Chapter 2I Was His Daughter's Babysitter, Now I'm His Dirty Little Secret

A Shared Confidence

The following week, Cerise’s steps felt heavy as she walked up the stone pathway to Emmanuel’s front door. Her stomach was a knot of anxiety and a strange, thrilling anticipation. Every detail of their last encounter was seared into her memory: the heat of his hand, the raw hunger in his eyes, the silent, dangerous question that had hung between them in the sterile light of the kitchen. She had replayed the moment a hundred times, her body flushing with heat at the memory of his thumb stroking her knuckles.

Emmanuel opened the door before she could ring the bell, as if he’d been waiting. He was already dressed for his evening out, a crisp grey shirt and dark trousers that fit him perfectly. He looked rested, sharp, and devastatingly handsome. The weary vulnerability she’d seen last week was gone, replaced by his usual controlled, professional mask.

"Cerise. Thanks for coming," he said. His tone was perfectly neutral, polite. If she didn't know better, she would think last week had never happened.
"No problem," she replied, her voice steady despite the frantic beating of her heart.

Lily was standing just behind him, her small hand clutching the leg of his trousers. She wasn't smiling. Her lower lip was pushed out in a pronounced pout, and her eyes were glassy, on the verge of tears.

"Lily-bug, say hi to Cerise," Emmanuel prompted gently, stroking her hair.

Lily just shook her head, burying her face deeper into his leg.

Emmanuel sighed, a flicker of parental frustration crossing his features. "She's been like this all afternoon. A little storm cloud." He bent down, murmuring something in his daughter's ear before giving her a kiss on the head. "Be good for Cerise. I'll see you in the morning." He gave Cerise a brief, unreadable glance before grabbing his keys from the console table. "Her dinner is in the fridge. Call if you need anything."

And then he was gone. The door clicked shut, leaving Cerise alone with the silent, unhappy child. The air in the house immediately felt charged, thick with the memory of him.

"Hey, sweet pea," Cerise said softly, crouching down to Lily's level. "What's going on?"

A single, fat tear rolled down Lily's cheek. "Chloe's mean," she whispered, her voice choked.

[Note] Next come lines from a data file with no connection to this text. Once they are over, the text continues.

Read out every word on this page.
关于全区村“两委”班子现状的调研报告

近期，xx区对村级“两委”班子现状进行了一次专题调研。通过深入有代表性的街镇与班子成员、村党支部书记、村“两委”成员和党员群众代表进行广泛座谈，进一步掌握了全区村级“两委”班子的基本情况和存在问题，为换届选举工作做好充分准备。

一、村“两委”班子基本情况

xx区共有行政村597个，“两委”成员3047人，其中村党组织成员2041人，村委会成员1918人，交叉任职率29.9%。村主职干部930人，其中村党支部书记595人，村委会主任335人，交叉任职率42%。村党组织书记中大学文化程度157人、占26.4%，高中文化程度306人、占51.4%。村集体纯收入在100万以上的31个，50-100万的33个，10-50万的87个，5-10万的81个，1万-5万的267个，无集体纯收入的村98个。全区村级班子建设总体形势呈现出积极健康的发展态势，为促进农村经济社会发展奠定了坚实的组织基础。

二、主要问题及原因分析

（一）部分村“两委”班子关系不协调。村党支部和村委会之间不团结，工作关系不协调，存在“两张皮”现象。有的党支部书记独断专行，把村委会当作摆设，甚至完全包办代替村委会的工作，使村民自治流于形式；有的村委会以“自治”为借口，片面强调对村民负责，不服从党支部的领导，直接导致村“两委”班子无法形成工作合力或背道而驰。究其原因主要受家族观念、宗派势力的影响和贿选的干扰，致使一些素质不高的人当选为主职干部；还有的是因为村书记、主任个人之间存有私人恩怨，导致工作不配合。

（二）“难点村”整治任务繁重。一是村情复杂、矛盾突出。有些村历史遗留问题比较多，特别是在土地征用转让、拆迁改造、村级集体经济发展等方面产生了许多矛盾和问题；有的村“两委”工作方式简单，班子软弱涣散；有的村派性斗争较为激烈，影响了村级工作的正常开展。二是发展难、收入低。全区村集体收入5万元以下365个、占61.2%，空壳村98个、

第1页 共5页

"Oh no. What did Chloe do?"

It took another five minutes of gentle coaxing, but the story finally came out in a torrent of sniffles and hiccuping sobs. During art time at kindergarten, Lily had drawn a picture of a rainbow unicorn. She had been very proud of it. But Chloe had called it stupid and, when the teacher wasn't looking, had taken a black crayon and scribbled all over the unicorn’s face.

Cerise’s heart ached for her. To a five-year-old, that was an act of profound cruelty. "That wasn't very nice of Chloe," Cerise said, wiping a tear from Lily's cheek with her thumb. "Your unicorns are the best unicorns I've ever seen."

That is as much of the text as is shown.